You will hear by this post of the death of Sir William Lowther, whose vast succession falls to Sir James, and makes him Croesus: he may hire the Dukes of Bedford and Marlborough for led captains. I am sorry for this young man, though I did not know him; but it is hard to be cut off so young and so rich: old rich men seldom deserve to live, but he did a thousand generous acts. You will be diverted with a speech of Lord Shelburne,(669) one of those second-rate fortunes who have not above five-and-thirty thousand pounds a year. He says, every body may attain some one point if they give all their attention to it; for his part, he knows he has no great capacity, he could not make a figure by his parts; he shall content himself with being one of the richest men in England! I literally saw him t’other day buying pictures for two-and-twenty shillings, that I would not hang in my garret, while I, who certainly have not made riches my sole point of view, was throwing away guineas, and piquing myself for old tombstones against your father-in-law the General.(670) I hope Lady Ailesbury will forgive my zeal for Strawberry against Coombank! Are you never to see your Strawberry Hill again’? Lord Duncannon flatters us that we shall see you in May. If I did not hope it, I would send you the only two new fashionable pieces; a comic elegy(671) by Richard Owen Cambridge, and a wonderful book by a more wonderful author, Greville.(672) It is called “Maxims and Characters:” several of the former are pretty: all the latter so absurd, that one in particular, which at the beginning you take for the character of a man, turns out to be the character of a postchaise.

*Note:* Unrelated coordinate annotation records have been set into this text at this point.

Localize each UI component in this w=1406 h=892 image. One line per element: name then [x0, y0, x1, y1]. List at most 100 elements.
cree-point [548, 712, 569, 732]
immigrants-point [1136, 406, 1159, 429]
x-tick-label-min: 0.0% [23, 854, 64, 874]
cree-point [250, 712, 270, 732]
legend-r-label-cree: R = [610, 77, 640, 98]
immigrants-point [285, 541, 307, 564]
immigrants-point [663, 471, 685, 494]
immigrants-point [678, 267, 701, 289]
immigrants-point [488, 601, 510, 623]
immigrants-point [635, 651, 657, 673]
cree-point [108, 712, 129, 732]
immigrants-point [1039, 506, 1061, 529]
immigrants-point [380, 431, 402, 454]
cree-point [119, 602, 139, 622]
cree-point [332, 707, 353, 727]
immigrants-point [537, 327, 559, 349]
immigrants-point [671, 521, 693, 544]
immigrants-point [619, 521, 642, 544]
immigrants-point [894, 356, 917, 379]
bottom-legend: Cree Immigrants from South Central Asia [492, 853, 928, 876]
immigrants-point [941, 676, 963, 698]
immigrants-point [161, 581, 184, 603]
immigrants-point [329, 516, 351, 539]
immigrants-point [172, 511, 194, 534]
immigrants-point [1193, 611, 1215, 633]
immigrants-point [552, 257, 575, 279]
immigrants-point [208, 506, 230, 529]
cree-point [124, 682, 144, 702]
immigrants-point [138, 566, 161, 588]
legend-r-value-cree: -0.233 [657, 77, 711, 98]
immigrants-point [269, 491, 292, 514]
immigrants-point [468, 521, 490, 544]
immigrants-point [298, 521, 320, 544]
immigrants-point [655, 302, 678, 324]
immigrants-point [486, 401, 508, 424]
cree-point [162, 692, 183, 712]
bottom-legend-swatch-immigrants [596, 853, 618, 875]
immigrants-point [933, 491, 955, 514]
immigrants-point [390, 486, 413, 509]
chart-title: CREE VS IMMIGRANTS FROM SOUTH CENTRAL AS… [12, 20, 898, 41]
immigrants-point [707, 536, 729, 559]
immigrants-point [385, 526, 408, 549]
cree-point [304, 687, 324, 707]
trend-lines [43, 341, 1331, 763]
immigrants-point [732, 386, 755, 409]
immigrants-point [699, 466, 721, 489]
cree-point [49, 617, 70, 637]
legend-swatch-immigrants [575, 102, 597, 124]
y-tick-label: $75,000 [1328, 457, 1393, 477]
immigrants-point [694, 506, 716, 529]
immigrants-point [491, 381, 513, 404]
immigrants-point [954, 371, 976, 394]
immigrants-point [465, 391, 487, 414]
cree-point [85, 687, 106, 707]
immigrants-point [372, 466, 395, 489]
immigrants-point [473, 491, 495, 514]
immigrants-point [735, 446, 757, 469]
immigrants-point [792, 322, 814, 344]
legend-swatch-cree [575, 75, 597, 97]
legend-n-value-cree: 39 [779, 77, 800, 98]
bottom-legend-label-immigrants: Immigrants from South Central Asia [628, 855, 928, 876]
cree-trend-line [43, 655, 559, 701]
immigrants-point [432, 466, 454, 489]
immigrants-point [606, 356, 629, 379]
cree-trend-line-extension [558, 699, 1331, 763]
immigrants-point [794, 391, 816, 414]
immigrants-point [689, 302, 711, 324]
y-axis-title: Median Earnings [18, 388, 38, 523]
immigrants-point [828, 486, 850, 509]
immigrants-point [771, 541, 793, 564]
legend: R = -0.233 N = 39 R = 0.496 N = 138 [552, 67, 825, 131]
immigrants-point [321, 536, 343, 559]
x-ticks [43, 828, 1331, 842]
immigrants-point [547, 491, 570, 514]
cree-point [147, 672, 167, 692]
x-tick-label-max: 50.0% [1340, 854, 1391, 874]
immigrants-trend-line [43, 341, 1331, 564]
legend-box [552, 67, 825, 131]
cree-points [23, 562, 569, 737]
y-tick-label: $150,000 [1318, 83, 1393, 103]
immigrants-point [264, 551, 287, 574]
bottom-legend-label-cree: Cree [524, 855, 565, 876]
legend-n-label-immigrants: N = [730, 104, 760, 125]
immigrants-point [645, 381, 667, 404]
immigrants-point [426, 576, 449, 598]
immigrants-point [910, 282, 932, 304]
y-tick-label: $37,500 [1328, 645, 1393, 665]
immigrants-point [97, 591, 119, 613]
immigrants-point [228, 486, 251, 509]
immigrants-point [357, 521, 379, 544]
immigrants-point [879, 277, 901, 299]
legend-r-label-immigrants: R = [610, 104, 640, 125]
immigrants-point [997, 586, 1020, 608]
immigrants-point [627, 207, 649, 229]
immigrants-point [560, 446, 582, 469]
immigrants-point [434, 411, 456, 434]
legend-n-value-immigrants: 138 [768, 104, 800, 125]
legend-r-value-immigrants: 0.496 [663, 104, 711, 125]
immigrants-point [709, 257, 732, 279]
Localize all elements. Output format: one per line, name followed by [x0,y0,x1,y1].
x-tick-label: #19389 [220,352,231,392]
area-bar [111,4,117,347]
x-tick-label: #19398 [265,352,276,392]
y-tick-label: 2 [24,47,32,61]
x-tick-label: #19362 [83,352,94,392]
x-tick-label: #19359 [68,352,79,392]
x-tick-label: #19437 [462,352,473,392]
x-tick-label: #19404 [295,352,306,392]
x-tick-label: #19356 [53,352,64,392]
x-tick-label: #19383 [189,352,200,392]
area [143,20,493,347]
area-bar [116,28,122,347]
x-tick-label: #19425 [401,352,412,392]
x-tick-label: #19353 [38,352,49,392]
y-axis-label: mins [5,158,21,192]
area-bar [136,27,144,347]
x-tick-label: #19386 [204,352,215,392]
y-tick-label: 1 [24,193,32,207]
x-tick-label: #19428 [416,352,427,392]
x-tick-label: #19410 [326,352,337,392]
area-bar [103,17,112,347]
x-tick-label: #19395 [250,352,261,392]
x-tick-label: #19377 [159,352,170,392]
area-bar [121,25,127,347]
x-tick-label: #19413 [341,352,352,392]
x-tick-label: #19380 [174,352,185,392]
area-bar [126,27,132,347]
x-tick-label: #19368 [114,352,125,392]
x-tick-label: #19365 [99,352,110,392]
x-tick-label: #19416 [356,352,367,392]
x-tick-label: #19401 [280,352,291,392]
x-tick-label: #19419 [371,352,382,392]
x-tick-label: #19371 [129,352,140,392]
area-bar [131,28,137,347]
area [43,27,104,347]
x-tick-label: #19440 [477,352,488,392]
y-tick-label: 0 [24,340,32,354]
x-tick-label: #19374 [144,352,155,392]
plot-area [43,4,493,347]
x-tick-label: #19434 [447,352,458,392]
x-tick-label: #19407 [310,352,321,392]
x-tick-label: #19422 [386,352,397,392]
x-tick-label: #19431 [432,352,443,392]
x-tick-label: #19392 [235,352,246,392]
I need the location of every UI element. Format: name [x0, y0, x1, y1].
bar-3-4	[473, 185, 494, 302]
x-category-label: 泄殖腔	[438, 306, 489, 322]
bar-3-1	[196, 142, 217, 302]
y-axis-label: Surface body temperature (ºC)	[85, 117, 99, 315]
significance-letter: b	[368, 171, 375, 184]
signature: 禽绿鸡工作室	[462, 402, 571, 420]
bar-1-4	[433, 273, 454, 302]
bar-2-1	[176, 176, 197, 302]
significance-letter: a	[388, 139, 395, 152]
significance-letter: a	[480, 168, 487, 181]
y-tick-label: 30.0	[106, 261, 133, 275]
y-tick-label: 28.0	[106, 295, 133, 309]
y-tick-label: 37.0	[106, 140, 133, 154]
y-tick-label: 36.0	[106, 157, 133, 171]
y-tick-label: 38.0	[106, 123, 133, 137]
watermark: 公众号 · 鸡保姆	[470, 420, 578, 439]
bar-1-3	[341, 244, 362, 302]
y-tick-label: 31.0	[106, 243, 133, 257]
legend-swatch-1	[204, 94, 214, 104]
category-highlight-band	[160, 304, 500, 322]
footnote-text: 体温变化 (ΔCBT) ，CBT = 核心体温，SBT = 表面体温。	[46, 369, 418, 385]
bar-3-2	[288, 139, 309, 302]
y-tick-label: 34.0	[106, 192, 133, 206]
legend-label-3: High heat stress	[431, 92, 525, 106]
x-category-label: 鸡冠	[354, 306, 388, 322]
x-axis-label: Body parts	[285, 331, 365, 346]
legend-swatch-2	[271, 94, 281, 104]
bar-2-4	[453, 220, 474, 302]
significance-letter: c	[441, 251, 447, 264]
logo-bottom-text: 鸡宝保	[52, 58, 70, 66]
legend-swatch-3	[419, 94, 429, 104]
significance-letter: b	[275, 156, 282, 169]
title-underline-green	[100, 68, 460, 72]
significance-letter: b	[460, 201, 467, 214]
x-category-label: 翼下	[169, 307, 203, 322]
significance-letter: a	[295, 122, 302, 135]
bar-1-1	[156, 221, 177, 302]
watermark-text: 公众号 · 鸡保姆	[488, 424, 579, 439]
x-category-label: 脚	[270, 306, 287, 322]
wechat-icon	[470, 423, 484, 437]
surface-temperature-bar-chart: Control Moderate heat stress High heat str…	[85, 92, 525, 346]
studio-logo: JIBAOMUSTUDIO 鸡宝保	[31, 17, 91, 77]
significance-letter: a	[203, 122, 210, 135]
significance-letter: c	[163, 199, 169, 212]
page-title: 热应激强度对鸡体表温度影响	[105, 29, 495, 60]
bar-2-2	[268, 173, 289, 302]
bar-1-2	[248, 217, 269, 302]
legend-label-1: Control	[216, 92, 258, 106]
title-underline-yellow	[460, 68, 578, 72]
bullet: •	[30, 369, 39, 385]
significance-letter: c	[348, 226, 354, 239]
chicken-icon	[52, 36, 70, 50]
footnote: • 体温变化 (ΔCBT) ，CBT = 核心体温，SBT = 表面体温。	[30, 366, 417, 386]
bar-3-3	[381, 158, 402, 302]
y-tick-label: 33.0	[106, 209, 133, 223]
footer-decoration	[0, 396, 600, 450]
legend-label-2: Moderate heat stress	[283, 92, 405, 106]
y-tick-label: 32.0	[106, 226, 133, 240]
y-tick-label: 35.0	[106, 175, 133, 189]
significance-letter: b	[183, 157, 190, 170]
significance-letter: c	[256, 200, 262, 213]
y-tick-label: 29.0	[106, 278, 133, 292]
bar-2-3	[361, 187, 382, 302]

You never tell me now any of Missy’s bons-mots. I hope she has not resided in Ireland till they are degenerated into bulls? Adieu!
(668) Charles Butler, second son of Thomas, Earl of Ossory, created Earl of Arran in 1693. At his death, in 1759, his title became extinct.-E.
(669) John, fifth son of Thomas Fitzmaurice, first Earl of Kerry. He inherited, pursuant to the will of his uncle, Henry Petty, Earl of Shelburne, his lordship’s opulent fortune, and assumed his surname in 1751. He was created Earl of Shelburne in the kingdom of Ireland; and, in 1760, was raised to the dignity of a British peer, by the title Of Lord Wycombe. He died in 1761.-E.